Arendt e “Alcune questioni di filosofia morale”

Nelle ultime settimane, immagino che saremo in molti ad avere ripensato a Winston Spencer Churchill, di gran lunga il maggiore statista del secolo, da poco spentosi dopo una vita incredibilmente longeva, il cui picco è stato raggiunto alle soglie della vecchiaia. Quest’uomo, e ciò che per cui egli si è battuto con le sue convinzioni, i suoi scritti, i suoi discorsi grandiosi ma nient’affatto magniloquenti, contrasta in maniera singolare con quello che pare oggi lo Zeitgeist, lo spirito del tempo.

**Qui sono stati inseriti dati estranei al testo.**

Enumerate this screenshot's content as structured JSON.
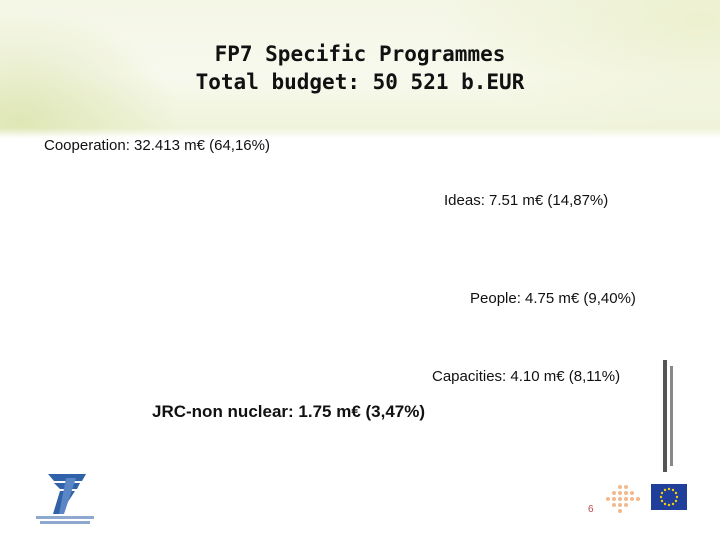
{
  "slide": {
    "title_line1": "FP7 Specific Programmes",
    "title_line2": "Total budget: 50 521 b.EUR",
    "labels": {
      "cooperation": "Cooperation: 32.413  m€ (64,16%)",
      "ideas": "Ideas: 7.51 m€ (14,87%)",
      "people": "People: 4.75 m€ (9,40%)",
      "capacities": "Capacities: 4.10 m€ (8,11%)",
      "jrc": "JRC-non nuclear: 1.75 m€ (3,47%)"
    },
    "page_number": "6"
  },
  "logos": {
    "fp7_logo": "fp7-logo",
    "ec_logo": "european-commission-logo",
    "eu_flag": "eu-flag-icon",
    "decorative_dots": "dots-icon"
  },
  "colors": {
    "header_band": "#f4f6e6",
    "fp7_blue": "#2f62a8",
    "eu_blue": "#1f3f9a",
    "eu_star": "#f5d000",
    "dots": "#f2b98e",
    "page_number": "#c24a4a"
  }
}
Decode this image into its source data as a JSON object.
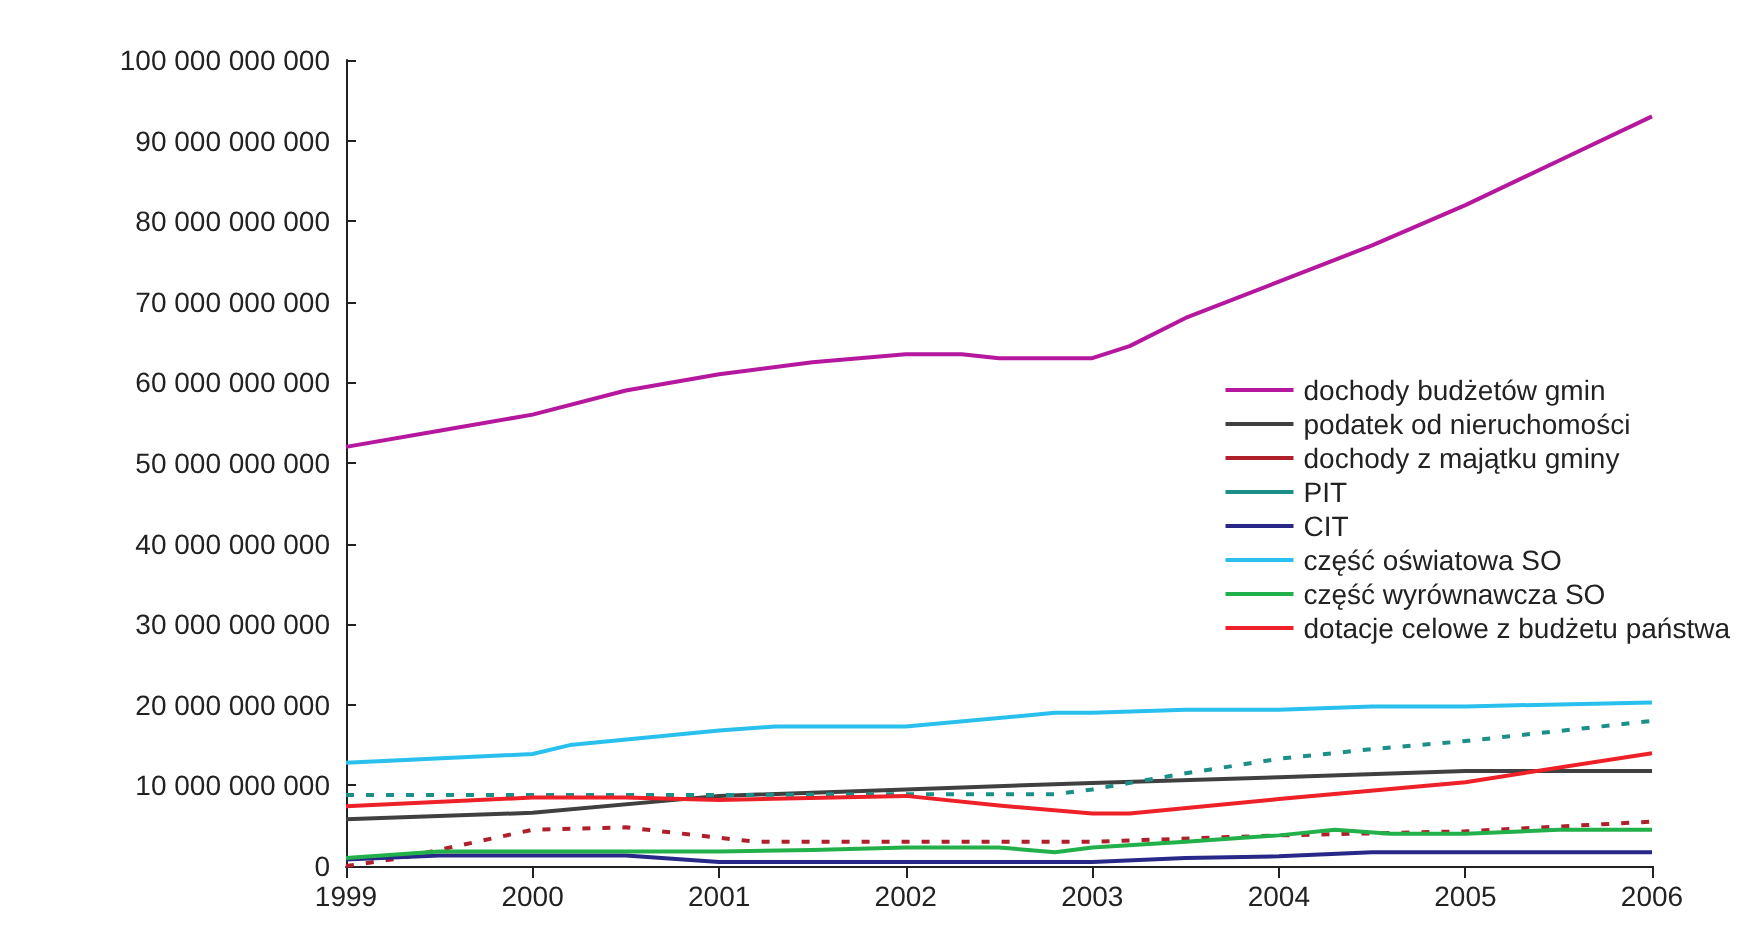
{
  "chart_data": {
    "type": "line",
    "xlim": [
      1999,
      2006
    ],
    "xticks": [
      1999,
      2000,
      2001,
      2002,
      2003,
      2004,
      2005,
      2006
    ],
    "ylim": [
      0,
      100000000000
    ],
    "yticks": [
      {
        "value": 0,
        "label": "0"
      },
      {
        "value": 10000000000,
        "label": "10 000 000 000"
      },
      {
        "value": 20000000000,
        "label": "20 000 000 000"
      },
      {
        "value": 30000000000,
        "label": "30 000 000 000"
      },
      {
        "value": 40000000000,
        "label": "40 000 000 000"
      },
      {
        "value": 50000000000,
        "label": "50 000 000 000"
      },
      {
        "value": 60000000000,
        "label": "60 000 000 000"
      },
      {
        "value": 70000000000,
        "label": "70 000 000 000"
      },
      {
        "value": 80000000000,
        "label": "80 000 000 000"
      },
      {
        "value": 90000000000,
        "label": "90 000 000 000"
      },
      {
        "value": 100000000000,
        "label": "100 000 000 000"
      }
    ],
    "grid": false,
    "legend": "right",
    "marker": "none",
    "series": [
      {
        "name": "dochody budżetów gmin",
        "color": "#b5179e",
        "line_style": "solid",
        "x": [
          1999,
          1999.5,
          2000,
          2000.5,
          2001,
          2001.5,
          2002,
          2002.3,
          2002.5,
          2003,
          2003.2,
          2003.5,
          2004,
          2004.5,
          2005,
          2005.5,
          2006
        ],
        "values": [
          52000000000,
          54000000000,
          56000000000,
          59000000000,
          61000000000,
          62500000000,
          63500000000,
          63500000000,
          63000000000,
          63000000000,
          64500000000,
          68000000000,
          72500000000,
          77000000000,
          82000000000,
          87500000000,
          93000000000
        ]
      },
      {
        "name": "podatek od nieruchomości",
        "color": "#404040",
        "line_style": "solid",
        "x": [
          1999,
          2000,
          2001,
          2002,
          2003,
          2004,
          2005,
          2006
        ],
        "values": [
          5800000000,
          6600000000,
          8700000000,
          9500000000,
          10300000000,
          11000000000,
          11800000000,
          11800000000
        ]
      },
      {
        "name": "dochody z majątku gminy",
        "color": "#b0202a",
        "line_style": "dashed",
        "x": [
          1999,
          1999.3,
          1999.6,
          2000,
          2000.5,
          2001,
          2001.2,
          2002,
          2003,
          2004,
          2005,
          2006
        ],
        "values": [
          0,
          1000000000,
          2500000000,
          4500000000,
          4800000000,
          3500000000,
          3000000000,
          3000000000,
          3000000000,
          3800000000,
          4300000000,
          5500000000
        ]
      },
      {
        "name": "PIT",
        "color": "#1a9088",
        "line_style": "dashed",
        "x": [
          1999,
          2000,
          2001,
          2002,
          2002.8,
          2003,
          2003.5,
          2004,
          2004.5,
          2005,
          2006
        ],
        "values": [
          8800000000,
          8800000000,
          8800000000,
          8900000000,
          8900000000,
          9500000000,
          11500000000,
          13300000000,
          14500000000,
          15500000000,
          18000000000
        ]
      },
      {
        "name": "CIT",
        "color": "#282888",
        "line_style": "solid",
        "x": [
          1999,
          1999.5,
          2000.5,
          2001,
          2003,
          2003.5,
          2004,
          2004.5,
          2006
        ],
        "values": [
          800000000,
          1300000000,
          1300000000,
          500000000,
          500000000,
          1000000000,
          1200000000,
          1700000000,
          1700000000
        ]
      },
      {
        "name": "część oświatowa SO",
        "color": "#29c0ee",
        "line_style": "solid",
        "x": [
          1999,
          2000,
          2000.2,
          2001,
          2001.3,
          2002,
          2002.8,
          2003,
          2003.5,
          2004,
          2004.5,
          2005,
          2006
        ],
        "values": [
          12800000000,
          13900000000,
          15000000000,
          16800000000,
          17300000000,
          17300000000,
          19000000000,
          19000000000,
          19400000000,
          19400000000,
          19800000000,
          19800000000,
          20300000000
        ]
      },
      {
        "name": "część wyrównawcza SO",
        "color": "#22b04a",
        "line_style": "solid",
        "x": [
          1999,
          1999.5,
          2000,
          2001,
          2001.5,
          2002,
          2002.5,
          2002.8,
          2003,
          2003.5,
          2004,
          2004.3,
          2004.6,
          2005,
          2005.5,
          2006
        ],
        "values": [
          1000000000,
          1800000000,
          1800000000,
          1800000000,
          2000000000,
          2300000000,
          2300000000,
          1700000000,
          2300000000,
          3000000000,
          3800000000,
          4500000000,
          4000000000,
          4000000000,
          4500000000,
          4500000000
        ]
      },
      {
        "name": "dotacje celowe z budżetu państwa",
        "color": "#ee2028",
        "line_style": "solid",
        "x": [
          1999,
          2000,
          2000.5,
          2001,
          2002,
          2002.5,
          2003,
          2003.2,
          2004,
          2005,
          2006
        ],
        "values": [
          7400000000,
          8500000000,
          8500000000,
          8200000000,
          8700000000,
          7500000000,
          6500000000,
          6500000000,
          8300000000,
          10400000000,
          14000000000
        ]
      }
    ]
  }
}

Un contrasto che ci colpisce soprattutto quando pensiamo alla grandezza di questo personaggio. E stato definito un uomo del XVIII secolo finito non si sa come nel xx, quasi che le virtú del passato avessero preso per mano il nostro destino nel suo momento di peggior crisi – e forse, fino a un certo punto, è proprio cosí. Ma può darsi pure che ci sia qualcos altro. In un certo senso, è come se, con il passare dei secoli, una sorta di istanza eminente dello spirito umano risorgesse per brevi periodi quasi a volerci mostrare che la vera grandezza – la nobiltà, la dignità, la fermezza, e una specie di ridente coraggio – rimane essenzialmente la stessa, a prescindere dall’epoca in cui ci troviamo a vivere.

Hanna Arendt, Alcune questioni di filosofia morale (Incipit)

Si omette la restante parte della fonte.